Congress Should Permanently Waive the Ethanol Mandate
Nicolas Loris /
Last week, the Environmental Protection Agency (EPA) rejected a proposal from a number of governors and federal legislators to partially waive the Renewable Fuels Standard, which mandates the production of 36 billion gallons of ethanol by 2022.
This year, the Energy Policy Act of 2005 requires refiners to blend nearly 13 billion gallons of corn-based ethanol into gasoline.
With this past summer’s drought limiting corn supply and driving up prices, farmers and ranchers who feed corn to their livestock argue that the ethanol mandate is further distorting prices and pushing limited corn resources from food to fuel.

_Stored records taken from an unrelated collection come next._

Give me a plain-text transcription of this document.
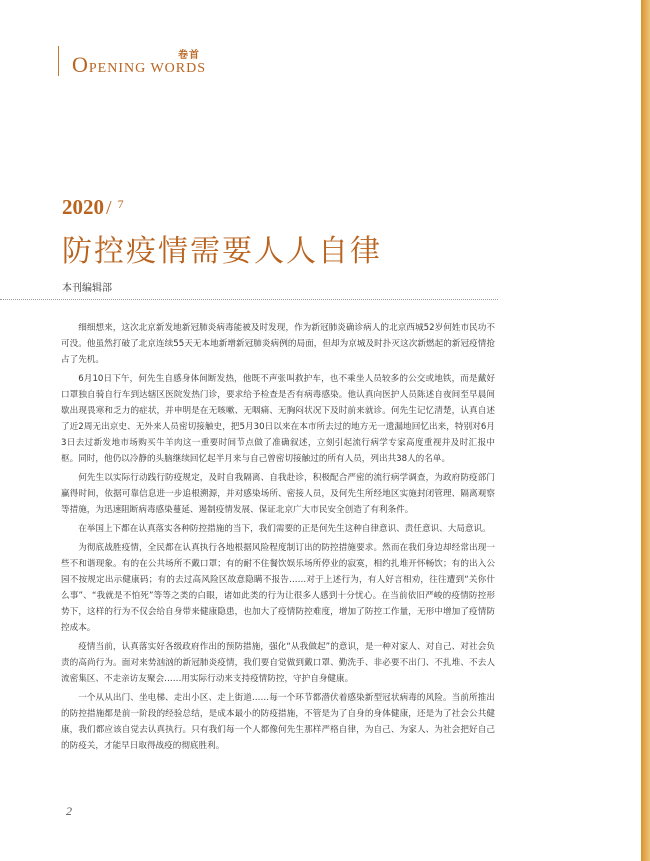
卷首
OPENING WORDS
2020 / $^7$
防控疫情需要人人自律
本刊编辑部

细细想来，这次北京新发地新冠肺炎病毒能被及时发现，作为新冠肺炎确诊病人的北京西城52岁何姓市民功不可没。他虽然打破了北京连续55天无本地新增新冠肺炎病例的局面，但却为京城及时扑灭这次新燃起的新冠疫情抢占了先机。

6月10日下午，何先生自感身体间断发热，他既不声张叫救护车，也不乘坐人员较多的公交或地铁，而是戴好口罩独自骑自行车到达辖区医院发热门诊，要求给予检查是否有病毒感染。他认真向医护人员陈述自夜间至早晨间歇出现畏寒和乏力的症状，并申明是在无咳嗽、无咽痛、无胸闷状况下及时前来就诊。何先生记忆清楚，认真自述了近2周无出京史、无外来人员密切接触史，把5月30日以来在本市所去过的地方无一遗漏地回忆出来，特别对6月3日去过新发地市场购买牛羊肉这一重要时间节点做了准确叙述，立刻引起流行病学专家高度重视并及时汇报中枢。同时，他仍以冷静的头脑继续回忆起半月来与自己曾密切接触过的所有人员，列出共38人的名单。

何先生以实际行动践行防疫规定，及时自我隔离、自我赴诊，积极配合严密的流行病学调查，为政府防疫部门赢得时间，依据可靠信息进一步追根溯源，并对感染场所、密接人员，及何先生所经地区实施封闭管理、隔离观察等措施，为迅速阻断病毒感染蔓延、遏制疫情发展、保证北京广大市民安全创造了有利条件。

在举国上下都在认真落实各种防控措施的当下，我们需要的正是何先生这种自律意识、责任意识、大局意识。

为彻底战胜疫情，全民都在认真执行各地根据风险程度制订出的防控措施要求。然而在我们身边却经常出现一些不和谐现象。有的在公共场所不戴口罩；有的耐不住餐饮娱乐场所停业的寂寞，相约扎堆开怀畅饮；有的出入公园不按规定出示健康码；有的去过高风险区故意隐瞒不报告……对于上述行为，有人好言相劝，往往遭到“关你什么事”、“我就是不怕死”等等之类的白眼，诸如此类的行为让很多人感到十分忧心。在当前依旧严峻的疫情防控形势下，这样的行为不仅会给自身带来健康隐患，也加大了疫情防控难度，增加了防控工作量，无形中增加了疫情防控成本。

疫情当前，认真落实好各级政府作出的预防措施，强化“从我做起”的意识，是一种对家人、对自己、对社会负责的高尚行为。面对来势汹汹的新冠肺炎疫情，我们要自觉做到戴口罩、勤洗手、非必要不出门、不扎堆、不去人流密集区、不走亲访友聚会……用实际行动来支持疫情防控，守护自身健康。

一个从从出门、坐电梯、走出小区、走上街道……每一个环节都潜伏着感染新型冠状病毒的风险。当前所推出的防控措施都是前一阶段的经验总结，是成本最小的防疫措施，不管是为了自身的身体健康，还是为了社会公共健康，我们都应该自觉去认真执行。只有我们每一个人都像何先生那样严格自律，为自己、为家人、为社会把好自己的防疫关，才能早日取得战疫的彻底胜利。

2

Whether we use corn for food or fuel should be for the market to determine. Whether the impact of the mandate has large or small impacts on prices is irrelevant, because the mandate is simply bad policy. Congress should make up for the EPA’s refusal to waive the mandate by repealing the Renewable Fuels Standard.
Originally championed as a way to reduce dependence on foreign oil and produce environmentally friendly fuels, the mandate has attracted a wide collection of opposition. Proponents of a free-market energy policy ask this simple question: If biofuels are competitive, why do they need a mandate that guarantees a share in the market?
Given the fact that the transportation fuel business is a multi-trillion-dollar one worldwide, biofuels have all the incentive they need to compete. Environmentalist groups that once supported the use of ethanol are now arguing that once accounting for land use conversion, the use of fertilizers, insecticides, and pesticides, as well as the fossil fuels used for production and distribution, biofuel production has had unforeseen environmental consequences.
World hunger organizations have been especially critical of the mandate, arguing that diverting food to fuel increases corn prices. Corn is a staple product for many developing countries and is feed for livestock, so price spikes can have dramatically rippling effects. Heritage senior research fellow David Kreutzer calculated:
As is typical with commodity markets, small changes in supply or demand can lead to large changes in price. The loss of 10.8 percent of the world’s corn to ethanol production leads to a 68 percent (about two-thirds) increase in corn prices.
However, these calculations do not measure the mandate’s impact on price. We do not know this impact because we do not know how much ethanol would be produced in the mandate’s absence. Nor have we calculated the impact of expanded corn production on reducing the acreage of other farm commodities and the subsequent price increases for those commodities.
Congress should repeal the ethanol mandate and eliminate all subsidies for transportation fuels and technologies. This would continue to drive America’s energy policy in the right direction.